穂積はそんな事例今まで一度も聞いたことがなかった。そもそも、影を視認するまでそれらしき音すら聞いていない。
「じゃあ、あいつら何て言ってたの?」
「助けてって言ってる。みんな」
「助けて?」
「うん」
面食らって立ち止まり、思わず眼下の少女の顔をまじまじと見つめてしまった。
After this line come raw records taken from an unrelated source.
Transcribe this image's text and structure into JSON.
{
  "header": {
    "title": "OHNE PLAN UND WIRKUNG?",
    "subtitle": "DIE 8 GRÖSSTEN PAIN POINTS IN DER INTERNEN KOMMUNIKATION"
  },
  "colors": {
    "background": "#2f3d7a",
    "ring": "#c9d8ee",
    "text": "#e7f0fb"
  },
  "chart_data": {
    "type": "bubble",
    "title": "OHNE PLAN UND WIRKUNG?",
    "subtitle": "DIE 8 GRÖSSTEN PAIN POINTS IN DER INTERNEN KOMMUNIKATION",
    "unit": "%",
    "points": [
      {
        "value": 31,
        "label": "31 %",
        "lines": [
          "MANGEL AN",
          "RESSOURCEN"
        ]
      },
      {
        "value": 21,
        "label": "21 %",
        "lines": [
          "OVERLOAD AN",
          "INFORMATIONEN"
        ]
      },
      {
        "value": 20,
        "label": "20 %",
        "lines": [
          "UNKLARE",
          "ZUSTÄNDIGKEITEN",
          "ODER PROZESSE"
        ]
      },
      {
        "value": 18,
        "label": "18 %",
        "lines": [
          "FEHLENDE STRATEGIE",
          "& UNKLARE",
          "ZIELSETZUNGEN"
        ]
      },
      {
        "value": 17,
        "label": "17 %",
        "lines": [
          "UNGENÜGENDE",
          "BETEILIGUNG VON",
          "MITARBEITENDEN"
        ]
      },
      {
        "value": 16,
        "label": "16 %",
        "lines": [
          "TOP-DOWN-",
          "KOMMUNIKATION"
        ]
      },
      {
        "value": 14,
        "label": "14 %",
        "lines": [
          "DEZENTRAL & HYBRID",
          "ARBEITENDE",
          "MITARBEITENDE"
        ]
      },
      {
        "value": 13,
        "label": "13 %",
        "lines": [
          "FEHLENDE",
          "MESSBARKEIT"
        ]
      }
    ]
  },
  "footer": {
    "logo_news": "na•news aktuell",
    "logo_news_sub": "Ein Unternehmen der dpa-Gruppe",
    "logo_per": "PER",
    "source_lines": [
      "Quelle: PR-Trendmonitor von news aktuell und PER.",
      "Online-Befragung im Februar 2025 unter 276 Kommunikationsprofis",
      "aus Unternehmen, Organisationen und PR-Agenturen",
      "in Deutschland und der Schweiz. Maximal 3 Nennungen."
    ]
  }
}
陽菜もつられて立ち止まり不思議そうに穂積を見上げていた。
妄言だ。
今日一日行動をともにしていなかったのなら、穂積はそう思っていたかもしれない。
しかしにわかには信じられないが、影の居場所を突き止めたことと、突如現れた影が集合して形を成す前に反応したことから考えると、実際に声が聞こえたかどうかは別として、彼女には何らかの方法で影を感知する能力があるのかもしれない。
腕を組んで考え込んでいると、下方からさらに追い打ちをかけるような言葉が聞こえた。
「穂積、もしかして聞こえないの?」
「・・・・・・いや、俺がどうとかじゃなくて、声が聞こえるなんて話聞いたことねぇよ」
「そうなんだ」
今度は陽菜が少し考え込む表情をする。そしてすぐ顔をあげた。その表情は心なし少し嬉しそうだった。
「じゃあ、わたしにも少しはお仕事・・・・・・手伝える?」
ーーああ、そうだ忘れていた。
陽菜にできる事なんて何もないから、と影狩りの仕事を止めさせようとしていたんだった。
「あー・・・・・・それなんだけどさ、」
「お洋服、買えるかな」
そう言って微かにはにかむように笑う少女の顔に、穂積は目眩がしそうだった。